Like many other millennials in their mid-thirties, I spent a good portion of my teenage years with my nose in a Harry Potter book.
I believe I was about 15 when I first discovered the magic of the wizarding world; a relative latecomer, considering Harry Potter and the Philosopher's Stone (or sorcerer's, for author JK Rowling's transatlantic friends) had been released four years prior.
But from the moment I read the first chapter, I was hooked. I devoured each instalment as eagerly as the last. I even queued up at 2am at our local supermarket in Bahrain (where I lived at the time), to pick up one of the first-released copies of the final book in the series, Harry Potter and the Deathly Hallows.
My love for the franchise has never waned over the years, despite it moving into dubious milking-it-for-all-it's-worth territory.
While the acting got off to a slow start, the films to this day have the ability to boost my mood, no matter what's going on around me.
For my 30th birthday, my husband took me to Universal Studios Florida, where we traversed The Wizarding World of Harry Potter, and it was nothing short of magical.
As I write this, I'm even wearing a necklace sporting a pendant in the shape of the deathly hallows. (I realise this admission may lose me respect among some. I'm willing to take that risk.)
So when I heard that HBO Max is in the very early stages of discussions to explore a live-action Harry Potter TV series, my immediate reaction was joy.
But then I thought twice: What if they ruin it?

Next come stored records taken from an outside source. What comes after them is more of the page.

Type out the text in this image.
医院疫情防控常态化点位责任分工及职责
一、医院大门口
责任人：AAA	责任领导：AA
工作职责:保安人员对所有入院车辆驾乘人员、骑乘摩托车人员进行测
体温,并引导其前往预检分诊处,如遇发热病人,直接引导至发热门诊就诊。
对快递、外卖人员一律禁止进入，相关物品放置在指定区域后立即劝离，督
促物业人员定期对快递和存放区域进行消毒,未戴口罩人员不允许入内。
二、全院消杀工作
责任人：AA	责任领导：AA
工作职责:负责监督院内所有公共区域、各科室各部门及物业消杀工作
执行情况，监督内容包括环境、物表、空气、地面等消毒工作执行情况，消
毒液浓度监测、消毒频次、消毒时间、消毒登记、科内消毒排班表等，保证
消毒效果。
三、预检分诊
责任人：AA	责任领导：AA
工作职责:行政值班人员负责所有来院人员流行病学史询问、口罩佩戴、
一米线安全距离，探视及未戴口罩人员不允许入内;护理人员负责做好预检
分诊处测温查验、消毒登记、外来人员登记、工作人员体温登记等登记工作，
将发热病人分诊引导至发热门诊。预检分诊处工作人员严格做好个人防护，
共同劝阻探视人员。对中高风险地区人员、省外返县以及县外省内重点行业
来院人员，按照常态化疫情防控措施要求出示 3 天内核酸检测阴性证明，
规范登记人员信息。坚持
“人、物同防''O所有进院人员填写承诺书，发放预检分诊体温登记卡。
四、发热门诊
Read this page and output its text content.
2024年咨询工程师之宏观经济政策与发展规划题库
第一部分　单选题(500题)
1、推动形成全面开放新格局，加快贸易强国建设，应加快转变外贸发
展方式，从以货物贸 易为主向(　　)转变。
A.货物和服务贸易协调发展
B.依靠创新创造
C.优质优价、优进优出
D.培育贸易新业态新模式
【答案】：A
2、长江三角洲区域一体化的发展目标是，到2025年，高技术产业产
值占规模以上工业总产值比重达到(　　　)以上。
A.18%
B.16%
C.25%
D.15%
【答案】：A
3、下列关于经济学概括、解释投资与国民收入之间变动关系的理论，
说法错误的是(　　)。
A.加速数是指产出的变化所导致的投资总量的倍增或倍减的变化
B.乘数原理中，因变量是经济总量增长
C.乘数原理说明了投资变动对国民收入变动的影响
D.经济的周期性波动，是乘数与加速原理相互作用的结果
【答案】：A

It's certainly not beyond the realm of possibility. Just look at Sabrina the Teenage Witch, another of my childhood loves. While some may argue its reboot, Chilling Adventures of Sabrina, is great (it does have decent ratings, after all), I disagree. In a bid to appeal to a much younger audience than the one that grew up with the 1996 original, the creators have transformed it into something unrecognisable. Why not just make a new show?
Then there was the final series of Game of Thrones and the new show Bridgerton, which both, amid the bid to rush them to screens, blundered through editing and ended up releasing scenes containing some very out-of-place objects. Why not take a little more time?
So what would I, a self-professed Potterhead, want from a TV series starring Harry, Hermione, Ron and co? Other than a lack of continuity errors, of course.
I want something that conjures up that same feeling I had when reading those first few pages in my childhood. I want something that transports me from the muggle world altogether, to somewhere nostalgic and heartfelt, where all the bewitching witchcraft and wizardry is brought to life, and where some of our favourite characters from the books (think Dobby, Hagrid and Luna Lovegood) are reimagined for the small screen.
Ultimately, I want a show that continues to spread Rowling's original message of inclusion and compassion, set in an imaginary, magical world, where the pure-bloods simply can't win against the mixed-blood heroes.
Because, if indeed it goes ahead, then the producers at HBO Max have a great opportunity to create a show that incorporates some of today's most relevant themes; to make a series that celebrates those who choose to be – or simply are – different from the norm.
They could be canny in their casting, highlighting pertinent issues of "otherness", and still make something timeless that future generations would want to tune in to.
Now that's a show I'd want to watch.